Files
ivangdavila_skill-finder/evaluate.md

3.5 KiB

Skill Evaluation Criteria — Skill Finder

Reference for assessing skill quality before recommending.

Quick Assessment (From Search Results)

Check these signals immediately:

Signal Good Concerning
Downloads >500 <50
Last update <3 months >1 year
Description Clear what + when Vague or generic
Author Multiple skills Single anonymous
Source package Clear install string Ambiguous or incomplete install path

Detailed Evaluation

ClawHub Candidates

After npx clawhub inspect:

Structure Quality

Good signs:

  • SKILL.md under 100 lines
  • Auxiliary files for details
  • Clear sections (When to Use, Core Rules)
  • Progressive disclosure pattern

Red flags:

  • Wall of text in single file
  • No organization
  • Explains obvious concepts
  • README/CHANGELOG noise

Instruction Quality

Good signs:

  • Imperative voice ("Do X", "Check Y")
  • Actionable instructions
  • Clear triggers (when to activate)
  • Examples where helpful

Red flags:

  • Passive voice ("Users should consider...")
  • Theory without actionable guidance
  • Vague instructions ("be careful with...")
  • Over-explanation of basics

Skills.sh Candidates

After npx skills find returns a candidate:

Good signs:

  • Clear install string like owner/repo@skill
  • Recognizable or maintained source repository
  • skills.sh page or repo makes the purpose obvious
  • The skill feels installable without extra guesswork

Red flags:

  • Unclear install target
  • Repo with weak description or no obvious maintenance
  • Name sounds relevant but source package is confusing
  • Requires guessing project vs global scope or target agent without user input

Fit Assessment

Ask yourself:

  • Does it solve the actual need?
  • Is it too broad (generic) or too narrow (edge case)?
  • Does it conflict with skills already installed?
  • Is it worth the context cost?

Scoring (Mental Model)

Rate 1-5 on each:

Dimension Question
Relevance How well does it match the specific need?
Quality How well is the skill built?
Maintenance Is it actively maintained?
Value Is it worth the context tokens?

Recommend if: All scores ≥3

Reporting to User

When Recommending

"Found skill-name — [what it does in one line]. [Quality note]. Want me to install it?"

Example:

"Found stripe — handles payment integration with webhooks and subscriptions. 4k downloads, updated last week.
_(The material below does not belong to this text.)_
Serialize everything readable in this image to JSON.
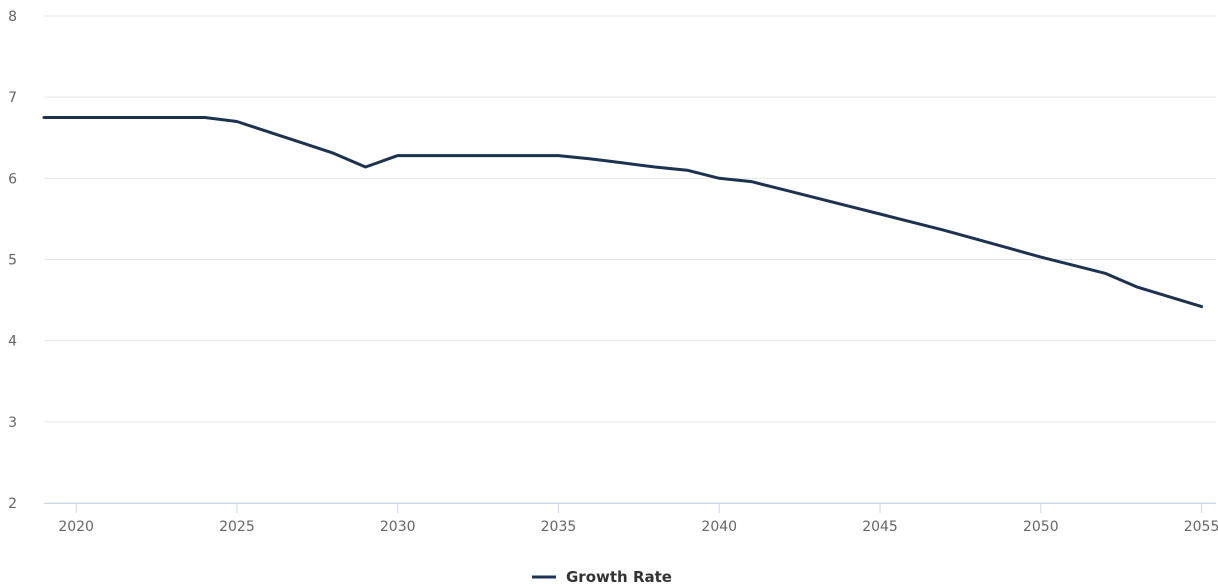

Want me to install it?"

For Skills.sh:

"Found owner/repo@skill-name on Skills.sh — [what it does]. Install command is npx skills add owner/repo@skill-name. Want me to install it?"

When Hesitant

"Found skill-name but [concern]. [Alternative or ask if want anyway]."

Example:

"Found old-pdf-tool but it hasn't been updated in 8 months. There's a newer pdf-toolkit with similar features — want that instead?"

When No Good Options

"Searched for [query] but nothing fits well. [Explain gap]. I can help directly, or you could create a custom skill."

Comparison Table (Multiple Options)

When presenting several options:

Skill Source Fits Need Quality Signal Updated
option-1 ClawHub 5.2k downloads 2 weeks
option-2 Skills.sh trusted repo 1 month
option-3 ClawHub 800 downloads 3 months

Then recommend based on user's stated preferences.